Chalk Horse is pleased to present Come Together, a group exhibition featuring a selection of our stable artists.
Fergus Binns’ 2004 work ‘Untitled (Gang Sharing a Sambo)’ has an edge of naivety that renders such a seemingly mundane mis-en-scène with an innate attractiveness; indeed, the aerial perspective gives us a kind of voyeuristic perspective into Binns’ brain more that it does the scene at hand.
“By killing or mummifying the image I find it easier to accept that, I’m getting older, decaying and one day I’ll die and fuck you painting, I’ll kill you before you kill me, but I’m glad you will live on.”
(Fergus Binns, 2010)
‘1975 Rolls Royce Corniche Turbo’ 2011 by Jasper Knight explores the relationship between material and subject and between constructed object and painted surface. The provenance of the featured vehicle is particularly of note as it belonged to the late Michael Jackson and was intended as a wedding present for one of his children. Now immortalised on Knight’s constructed collage-like signature board, heralding Knight’s hallmark primary colours, this work is nothing if not iconic.

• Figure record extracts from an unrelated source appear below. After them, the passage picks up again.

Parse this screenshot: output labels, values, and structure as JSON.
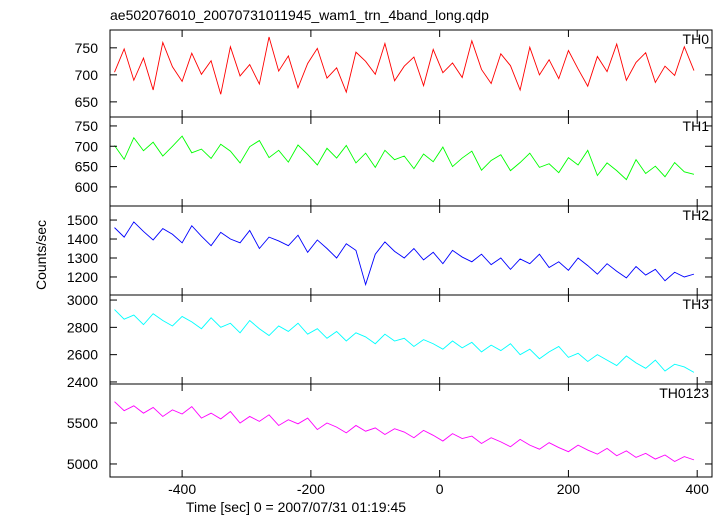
{
  "chart_data": {
    "type": "line",
    "title": "ae502076010_20070731011945_wam1_trn_4band_long.qdp",
    "xlabel": "Time [sec] 0 = 2007/07/31 01:19:45",
    "ylabel": "Counts/sec",
    "xlim": [
      -512,
      423
    ],
    "xticks": [
      -400,
      -200,
      0,
      200,
      400
    ],
    "x": [
      -505,
      -490,
      -475,
      -460,
      -445,
      -430,
      -415,
      -400,
      -385,
      -370,
      -355,
      -340,
      -325,
      -310,
      -295,
      -280,
      -265,
      -250,
      -235,
      -220,
      -205,
      -190,
      -175,
      -160,
      -145,
      -130,
      -115,
      -100,
      -85,
      -70,
      -55,
      -40,
      -25,
      -10,
      5,
      20,
      35,
      50,
      65,
      80,
      95,
      110,
      125,
      140,
      155,
      170,
      185,
      200,
      215,
      230,
      245,
      260,
      275,
      290,
      305,
      320,
      335,
      350,
      365,
      380,
      395
    ],
    "series": [
      {
        "name": "TH0",
        "color": "#ff0000",
        "ylim": [
          622,
          783
        ],
        "yticks": [
          650,
          700,
          750
        ],
        "values": [
          705,
          748,
          690,
          731,
          672,
          760,
          715,
          688,
          740,
          701,
          726,
          664,
          752,
          698,
          719,
          683,
          770,
          707,
          735,
          676,
          721,
          749,
          694,
          713,
          668,
          742,
          725,
          701,
          758,
          689,
          716,
          733,
          680,
          747,
          704,
          722,
          695,
          763,
          710,
          684,
          739,
          717,
          672,
          751,
          700,
          728,
          693,
          745,
          711,
          679,
          734,
          706,
          757,
          690,
          723,
          741,
          686,
          716,
          699,
          752,
          708
        ]
      },
      {
        "name": "TH1",
        "color": "#00ff00",
        "ylim": [
          553,
          772
        ],
        "yticks": [
          600,
          650,
          700,
          750
        ],
        "values": [
          702,
          668,
          721,
          689,
          710,
          676,
          700,
          725,
          684,
          693,
          670,
          705,
          688,
          659,
          699,
          714,
          672,
          690,
          661,
          703,
          680,
          654,
          695,
          671,
          702,
          659,
          683,
          648,
          690,
          667,
          676,
          645,
          681,
          662,
          698,
          650,
          671,
          688,
          641,
          665,
          679,
          640,
          660,
          683,
          648,
          657,
          635,
          672,
          654,
          690,
          628,
          659,
          640,
          618,
          667,
          633,
          651,
          625,
          660,
          637,
          631
        ]
      },
      {
        "name": "TH2",
        "color": "#0000ff",
        "ylim": [
          1105,
          1574
        ],
        "yticks": [
          1200,
          1300,
          1400,
          1500
        ],
        "values": [
          1460,
          1410,
          1490,
          1440,
          1395,
          1455,
          1425,
          1380,
          1470,
          1415,
          1365,
          1435,
          1400,
          1380,
          1445,
          1350,
          1410,
          1390,
          1365,
          1420,
          1330,
          1395,
          1350,
          1300,
          1375,
          1340,
          1160,
          1320,
          1385,
          1335,
          1300,
          1350,
          1290,
          1330,
          1270,
          1340,
          1305,
          1280,
          1320,
          1265,
          1300,
          1240,
          1295,
          1270,
          1320,
          1250,
          1280,
          1235,
          1300,
          1260,
          1215,
          1270,
          1230,
          1195,
          1255,
          1210,
          1240,
          1180,
          1225,
          1200,
          1215
        ]
      },
      {
        "name": "TH3",
        "color": "#00ffff",
        "ylim": [
          2385,
          3037
        ],
        "yticks": [
          2400,
          2600,
          2800,
          3000
        ],
        "values": [
          2930,
          2860,
          2890,
          2820,
          2900,
          2850,
          2810,
          2880,
          2840,
          2790,
          2870,
          2800,
          2830,
          2760,
          2850,
          2790,
          2740,
          2810,
          2770,
          2830,
          2750,
          2790,
          2720,
          2770,
          2700,
          2760,
          2730,
          2680,
          2750,
          2700,
          2720,
          2660,
          2710,
          2680,
          2640,
          2700,
          2650,
          2690,
          2620,
          2670,
          2630,
          2680,
          2600,
          2640,
          2570,
          2620,
          2660,
          2580,
          2610,
          2550,
          2600,
          2560,
          2520,
          2590,
          2540,
          2500,
          2560,
          2480,
          2530,
          2510,
          2470
        ]
      },
      {
        "name": "TH0123",
        "color": "#ff00ff",
        "ylim": [
          4841,
          5976
        ],
        "yticks": [
          5000,
          5500
        ],
        "values": [
          5760,
          5650,
          5710,
          5620,
          5690,
          5580,
          5660,
          5610,
          5700,
          5560,
          5620,
          5550,
          5640,
          5500,
          5580,
          5520,
          5600,
          5470,
          5540,
          5490,
          5560,
          5420,
          5500,
          5450,
          5380,
          5470,
          5400,
          5440,
          5360,
          5430,
          5390,
          5320,
          5410,
          5350,
          5280,
          5370,
          5310,
          5340,
          5250,
          5320,
          5270,
          5210,
          5300,
          5230,
          5180,
          5260,
          5200,
          5150,
          5230,
          5170,
          5120,
          5190,
          5100,
          5160,
          5080,
          5130,
          5060,
          5110,
          5030,
          5090,
          5050
        ]
      }
    ]
  }
}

The son of a father who insists that “only real men wear pink”, Julian Meagher’s latest body of work is an extension of his ongoing investigation into modern-day masculinity; it’s rituals, it’s boundaries, it’s icons. The work in this exhibition presents us with a marriage of interests, every element is balanced by its counterpart. Where there is masculine, there is feminine, where there is blue, there is pink, and where there are elements of the foreign and exotic, there are bold trophies of Australiana. (Kat Sapera, 2011)
In her Lucky Tiger series, 2009, Laurel Nakadate project enlisted the help of anonymous, middle-aged male volunteers from Craigslist. The group sat in a circle with fingers covered in ink, passing around photos of the artist in poses reminiscent of 1950’s pin-ups. The meet culminated in unique photographs individualised through the touch of their handlers, the result leaves an indelible trace of spectators’ interaction whilst Nakadate maintains her agency in the face this voyeuristic game via the construction of her own exposure. This work is held in the Saatchi collection and is currently on display at MoMA’s PS1 in New York as a part of a major retrospective exhibition of Nakadate entitled Only the Lonely.

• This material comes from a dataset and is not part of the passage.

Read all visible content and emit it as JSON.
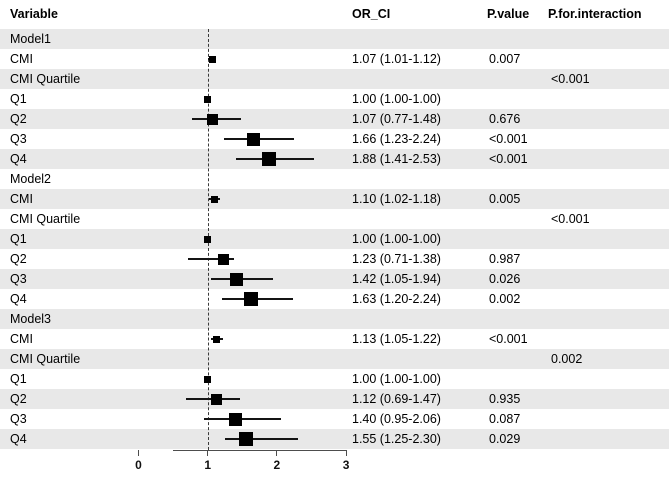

In this paper collage The Dancers (I am free) Watts continues his exploration of freedom and individuality. This is an extension of his work looking at Dada poetry and art as inspiration, with Tristian Tzara as a figure of particular interest. Tzara was a French-Romanian avant-garde poet and performance artist; he was also active as a journalist, playwright, literary and art critic, composer and film director, and best known as one of the central founding figures of the Dada movement.